Liz Truss has only been British foreign minister for a week, but she is already a player on the international world stage, with appearances scheduled at the UN in New York, at the Global Investment Summit, at the UN climate change conference in Glasgow, at the G7 meeting in Liverpool. She is positioning the UK at the heart of a network of economic, diplomatic, and security partnerships, and conforming the status of Britain as a vital part of international affairs. Her main policy views personify the slogan of Global Britain, and projecting a positive outward looking global Britain.
Truss is a champion of freedom and free trade, but she asserts that freedoms need to be defended by security ties around the world. That assertion will be tested in what may be a bitter meeting with the French foreign minister Jean-Yves Le Drian and French representatives at the UN meeting on September 21, 2021, as a result of their antagonism with British participation in the creation of AUKUS. Truss has defended this creation, and the submarine deal connected with it, explaining British readiness to be hard-headed in defending British interests and challenging unfair practices and malign acts.
AUKUS is the security pact between the UK, U.S., and Australia to cooperate on military technologies, and share information on cyber, artificial intelligence, quantum computing, and undersea technology.
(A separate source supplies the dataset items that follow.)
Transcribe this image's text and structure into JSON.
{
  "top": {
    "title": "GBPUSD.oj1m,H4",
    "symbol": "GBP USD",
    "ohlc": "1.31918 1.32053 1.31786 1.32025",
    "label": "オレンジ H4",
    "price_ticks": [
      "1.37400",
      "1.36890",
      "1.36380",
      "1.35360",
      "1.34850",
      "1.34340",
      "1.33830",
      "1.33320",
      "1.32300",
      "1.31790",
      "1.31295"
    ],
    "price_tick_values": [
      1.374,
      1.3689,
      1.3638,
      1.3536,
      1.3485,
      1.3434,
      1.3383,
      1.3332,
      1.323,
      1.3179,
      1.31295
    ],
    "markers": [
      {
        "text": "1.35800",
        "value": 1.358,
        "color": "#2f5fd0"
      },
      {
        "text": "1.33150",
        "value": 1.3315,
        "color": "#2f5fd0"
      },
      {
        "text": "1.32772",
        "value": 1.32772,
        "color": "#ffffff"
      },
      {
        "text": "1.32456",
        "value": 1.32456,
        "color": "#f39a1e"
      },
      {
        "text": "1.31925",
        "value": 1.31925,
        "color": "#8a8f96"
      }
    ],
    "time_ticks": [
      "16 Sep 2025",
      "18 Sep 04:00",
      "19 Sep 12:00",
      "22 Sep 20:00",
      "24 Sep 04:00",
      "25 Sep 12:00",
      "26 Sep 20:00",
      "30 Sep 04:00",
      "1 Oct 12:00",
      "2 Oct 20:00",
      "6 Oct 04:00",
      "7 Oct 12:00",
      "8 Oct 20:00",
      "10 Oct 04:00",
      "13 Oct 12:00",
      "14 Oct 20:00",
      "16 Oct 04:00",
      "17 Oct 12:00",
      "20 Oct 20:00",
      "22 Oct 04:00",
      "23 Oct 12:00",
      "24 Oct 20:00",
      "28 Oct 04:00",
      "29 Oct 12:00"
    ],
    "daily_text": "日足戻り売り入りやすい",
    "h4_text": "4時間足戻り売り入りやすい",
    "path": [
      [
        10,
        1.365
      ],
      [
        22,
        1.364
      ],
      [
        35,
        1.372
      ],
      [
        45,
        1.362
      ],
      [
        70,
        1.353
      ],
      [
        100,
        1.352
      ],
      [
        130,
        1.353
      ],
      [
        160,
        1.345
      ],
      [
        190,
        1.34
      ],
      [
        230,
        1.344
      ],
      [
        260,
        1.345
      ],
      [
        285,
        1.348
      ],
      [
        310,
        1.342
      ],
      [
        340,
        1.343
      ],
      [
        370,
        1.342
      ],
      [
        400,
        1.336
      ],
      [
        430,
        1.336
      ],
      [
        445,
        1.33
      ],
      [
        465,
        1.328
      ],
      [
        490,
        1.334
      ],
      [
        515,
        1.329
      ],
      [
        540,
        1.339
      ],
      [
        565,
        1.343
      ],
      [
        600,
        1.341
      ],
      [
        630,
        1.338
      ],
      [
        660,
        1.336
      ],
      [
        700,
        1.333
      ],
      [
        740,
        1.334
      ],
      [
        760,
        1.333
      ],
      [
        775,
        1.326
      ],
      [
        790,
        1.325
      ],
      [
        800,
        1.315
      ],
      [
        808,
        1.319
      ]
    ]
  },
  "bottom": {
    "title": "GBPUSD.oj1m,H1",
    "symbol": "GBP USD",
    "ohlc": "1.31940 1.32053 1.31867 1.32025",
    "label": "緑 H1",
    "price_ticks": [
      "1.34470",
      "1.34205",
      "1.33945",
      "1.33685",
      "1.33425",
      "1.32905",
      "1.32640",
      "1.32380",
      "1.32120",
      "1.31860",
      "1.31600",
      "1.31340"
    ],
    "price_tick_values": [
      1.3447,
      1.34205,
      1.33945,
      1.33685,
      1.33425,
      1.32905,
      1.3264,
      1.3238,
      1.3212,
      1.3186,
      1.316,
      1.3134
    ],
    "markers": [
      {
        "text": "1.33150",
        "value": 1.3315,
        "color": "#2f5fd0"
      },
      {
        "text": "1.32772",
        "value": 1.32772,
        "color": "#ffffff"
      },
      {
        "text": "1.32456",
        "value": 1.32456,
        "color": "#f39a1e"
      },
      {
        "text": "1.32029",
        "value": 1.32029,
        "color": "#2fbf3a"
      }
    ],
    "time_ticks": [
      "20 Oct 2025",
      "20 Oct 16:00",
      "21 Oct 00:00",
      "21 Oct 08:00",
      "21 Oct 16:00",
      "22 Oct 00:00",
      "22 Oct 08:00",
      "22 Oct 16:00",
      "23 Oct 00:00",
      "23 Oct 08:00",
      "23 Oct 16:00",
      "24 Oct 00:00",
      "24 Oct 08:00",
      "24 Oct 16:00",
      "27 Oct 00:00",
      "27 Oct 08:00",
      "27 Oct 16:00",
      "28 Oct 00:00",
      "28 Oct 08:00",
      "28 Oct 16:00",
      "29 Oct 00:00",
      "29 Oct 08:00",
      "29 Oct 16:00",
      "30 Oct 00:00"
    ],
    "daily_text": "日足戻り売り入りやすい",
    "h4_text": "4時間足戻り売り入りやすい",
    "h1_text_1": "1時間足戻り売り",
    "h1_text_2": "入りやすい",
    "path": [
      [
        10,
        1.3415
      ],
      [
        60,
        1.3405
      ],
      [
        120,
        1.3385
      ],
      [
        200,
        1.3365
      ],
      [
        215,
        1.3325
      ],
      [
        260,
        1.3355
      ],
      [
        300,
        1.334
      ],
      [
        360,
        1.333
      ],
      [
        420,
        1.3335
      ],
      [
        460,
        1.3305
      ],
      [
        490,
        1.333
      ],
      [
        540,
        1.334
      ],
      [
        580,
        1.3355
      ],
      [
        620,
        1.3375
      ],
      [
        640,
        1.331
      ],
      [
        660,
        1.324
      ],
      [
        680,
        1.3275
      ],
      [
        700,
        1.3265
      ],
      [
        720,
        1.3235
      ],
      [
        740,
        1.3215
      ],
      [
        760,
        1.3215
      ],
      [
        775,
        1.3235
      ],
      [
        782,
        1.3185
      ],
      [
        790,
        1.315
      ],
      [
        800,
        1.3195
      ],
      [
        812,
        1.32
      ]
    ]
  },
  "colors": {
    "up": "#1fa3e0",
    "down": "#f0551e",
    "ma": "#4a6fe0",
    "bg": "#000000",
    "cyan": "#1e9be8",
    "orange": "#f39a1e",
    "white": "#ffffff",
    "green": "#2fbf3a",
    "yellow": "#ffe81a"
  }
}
It has commercial ramifications but is primarily based on strategic issues. It is a device to associate the U.S. with Britain and Australia in ensuring a desirable stability and security in the Indo-Pacific area and relations with or countering China’s aggressive moves in the area. It suggests a change in U.S. and Western strategy and policy in the Asia-Pacific region. It also confirms British Brexit and the fact that the UK can be influential outside of a European bloc.